General surgeons and the Advanced Trauma Life Support course: is it time to refocus?

J Trauma. 1995 Nov;39(5):929-33; discussion 933-4. doi: 10.1097/00005373-199511000-00018.


Objective: The aim of this study was to assess Advanced Trauma Life Support (ATLS) training status of general surgeons, its perceived utility, and its relation to clinical trauma practice.

Methods: A national sample of 1300 general surgeons was surveyed by mail about trauma training, ATLS status, trauma call, and confidence in clinical trauma care abilities.

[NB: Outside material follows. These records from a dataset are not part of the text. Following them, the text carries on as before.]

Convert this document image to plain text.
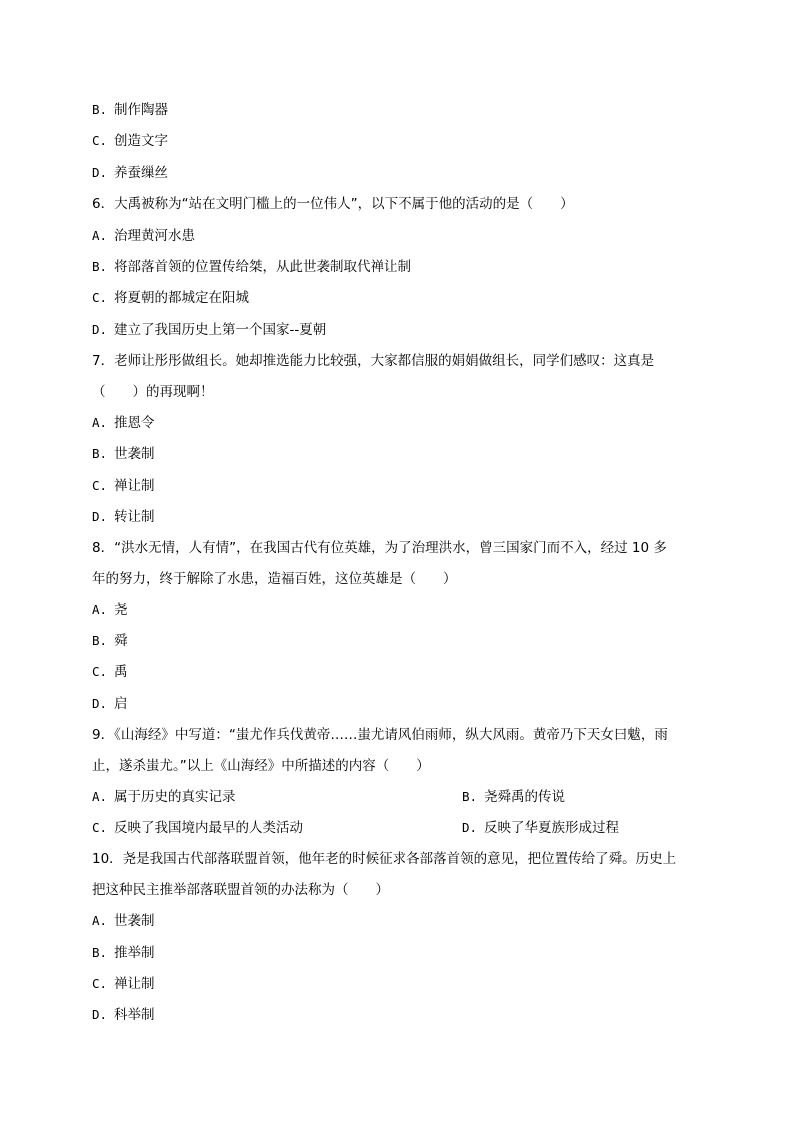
B. 制作陶器
C. 创造文字
D. 养蚕缫丝
6．大禹被称为“站在文明门槛上的一位伟人”，以下不属于他的活动的是（　　）
A. 治理黄河水患
B. 将部落首领的位置传给桀，从此世袭制取代禅让制
C. 将夏朝的都城定在阳城
D. 建立了我国历史上第一个国家--夏朝
7．老师让彤彤做组长。她却推选能力比较强，大家都信服的娟娟做组长，同学们感叹：这真是
（　　）的再现啊！
A. 推恩令
B. 世袭制
C. 禅让制
D. 转让制
8．“洪水无情，人有情”，在我国古代有位英雄，为了治理洪水，曾三国家门而不入，经过 10 多
年的努力，终于解除了水患，造福百姓，这位英雄是（　　）
A. 尧
B. 舜
C. 禹
D. 启
9．《山海经》中写道：“蚩尤作兵伐黄帝……蚩尤请风伯雨师，纵大风雨。黄帝乃下天女曰魃，雨
止，遂杀蚩尤。”以上《山海经》中所描述的内容（　　）
A. 属于历史的真实记录	B. 尧舜禹的传说
C. 反映了我国境内最早的人类活动	D. 反映了华夏族形成过程
10．尧是我国古代部落联盟首领，他年老的时候征求各部落首领的意见，把位置传给了舜。历史上
把这种民主推举部落联盟首领的办法称为（　　）
A. 世袭制
B. 推举制
C. 禅让制
D. 科举制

Results: Response rate was 61%. Respondents most commonly (67%) felt they learned a great deal about trauma care in residency training; 13% responded similarly regarding ATLS. Course participation within 4 years of the survey was reported by 33% of respondents. Nearly 75% of those not taking the course cited primary reasons related to relevance (30%), redundancy (29%), and credentialing (15%). Inaccessibility, inconvenience, and cost were lesser factors. Of those expressing extreme confidence with trauma resuscitation, 40% had taken ATLS; 15% of those expressing a lesser degree of confidence had taken ATLS.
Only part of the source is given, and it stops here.